Il centrodestra   e la scuola romana

Dal nichilismo nietzschiano in poi abbiamo imparato che, differentemente dagli archetipi, le idee tramontano. È accaduto alle grandi ideologie del Novecento, succede oggi di assistere all’esaurimento di processi politici e culturali che per qualche momento sono apparsi illusoriamente irreversibili. Questa è la lezione che sta al fondo del disastro romano sulla scelta del candidato sindaco della coalizione del centrodestra. L’intuizione che sorresse la discesa in campo di Silvio Berlusconi, nel 1994, oggi non è più attuale. L’imprenditore prestato alla politica aveva compreso che solo riunendo sotto un’unica bandiera tutte le opposizioni alla sinistra si potesse impedire il trionfo in Italia del post-comunismo innervato da un non meno pericoloso cattolicesimo massimalista. Berlusconi è stato il cuore e il simbolo dell’Italia bipolare. Un bipolarismo che, in coerenza con il suo tempo storico, ha assunto una dimensione antropologica e prepolitica. Oggi il mondo, con le civiltà che lo popolano e le economie che lo muovono, è profondamente cambiato. Nuovi bisogni si sono imposti nelle vite dei singoli individui e delle comunità che richiedono alle classi dirigenti un riposizionamento strategico. Le vecchie coalizioni del bipolarismo novecentesco, fondate sul binomio Destra-Sinistra, sono superate. Guardiamo cosa sta accadendo nel centrodestra: le visioni del mondo di cui sono portatrici le sue diverse anime hanno perso la forza, e la voglia, di fare sintesi. Accade in Italia ciò che da tempo si verifica nella maggior parte dei Paesi dell’Unione: non esiste in natura un “centrodestra”, ma solo “Destre” che si combattono aspramente l’un l’altra. Come in Francia, dove il Front National di Marine Le Pen e i “Repubblicani” di Nicolas Sarkozy sono nemici acerrimi.

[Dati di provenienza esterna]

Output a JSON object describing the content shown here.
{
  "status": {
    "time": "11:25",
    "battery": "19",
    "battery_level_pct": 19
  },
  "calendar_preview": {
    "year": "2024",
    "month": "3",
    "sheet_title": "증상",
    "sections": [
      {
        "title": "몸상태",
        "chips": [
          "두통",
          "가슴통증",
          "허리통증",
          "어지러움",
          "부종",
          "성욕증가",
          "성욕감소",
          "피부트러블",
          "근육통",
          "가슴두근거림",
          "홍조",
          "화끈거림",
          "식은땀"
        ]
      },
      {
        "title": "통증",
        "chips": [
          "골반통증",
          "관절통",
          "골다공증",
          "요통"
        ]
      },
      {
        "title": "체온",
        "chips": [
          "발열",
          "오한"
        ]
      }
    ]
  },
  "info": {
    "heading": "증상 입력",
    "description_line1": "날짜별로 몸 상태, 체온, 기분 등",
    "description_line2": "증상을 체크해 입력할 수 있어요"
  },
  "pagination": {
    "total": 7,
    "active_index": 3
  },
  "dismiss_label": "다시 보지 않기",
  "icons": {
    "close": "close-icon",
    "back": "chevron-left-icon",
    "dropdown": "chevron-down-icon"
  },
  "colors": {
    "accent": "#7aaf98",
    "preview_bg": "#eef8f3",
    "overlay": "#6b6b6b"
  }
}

Quello a cui stiamo assistendo in Italia è un’evoluzione del tutto fisiologica della politica verso un’armonizzazione con il quadro europeo. Solo il persistente effetto del “miracolo” berlusconiano aveva finora consentito che si determinasse un’anomalia del centrodestra italiano rispetto al resto dello scenario continentale. In molti obiettano che questa “europeizzazione” consegnerà il potere alla sinistra, condannando una parte maggioritaria del Paese, pur nelle sue diversissime declinazioni, all’irrilevanza. È probabile che sia così. Tuttavia, si può anche vincere uniti ma se la si pensa tanto diversamente non si va lontano. Non sono pochi coloro che nel centrodestra, pur di evitare di finire sfracellati nelle urne romane, stanno riconsiderando l’ultima spiaggia delle primarie. Sarebbe un modo per tentare di incollare i cocci del vaso rotto.

Ma prima bisognerebbe rispondere alla domanda posta ieri da Arturo Diaconale: può una soluzione tecnica colmare un vuoto di strategia politica? Il punto è esattamente questo. È inutile girarci intorno: Matteo Salvini ha sparigliato il gioco, rompendo dove la coalizione vive le maggiori contraddizioni. Nel mirino dell’offensiva leghista, più che la leadership berlusconiana, è entrata quella porzione di Forza Italia, radicata nella Capitale, che ha una genealogia spiccatamente democristiana e sostiene posizioni tradizionalmente più moderate e in linea con quelle del popolarismo europeo. È verosimile immaginare che una conta possa risolvere il problema? Logica vorrebbe che si chiamassero i propri elettori a decidere su chi puntare per guidare la battaglia in presenza di una piattaforma comune di azioni da promuovere. Ma quando i contenuti latitano e le campane suonano note dissonanti su cosa s’interpella la comunità? D’ora in poi ci si abitui a pensare che il centrodestra sia finito. Kaput. Ci si metta una pietra sopra e si cominci a ricostruire qualcosa di nuovo dalle fondamenta. È la vita degli uomini che va così. E le idee, com’è noto, camminano sulle gambe degli uomini.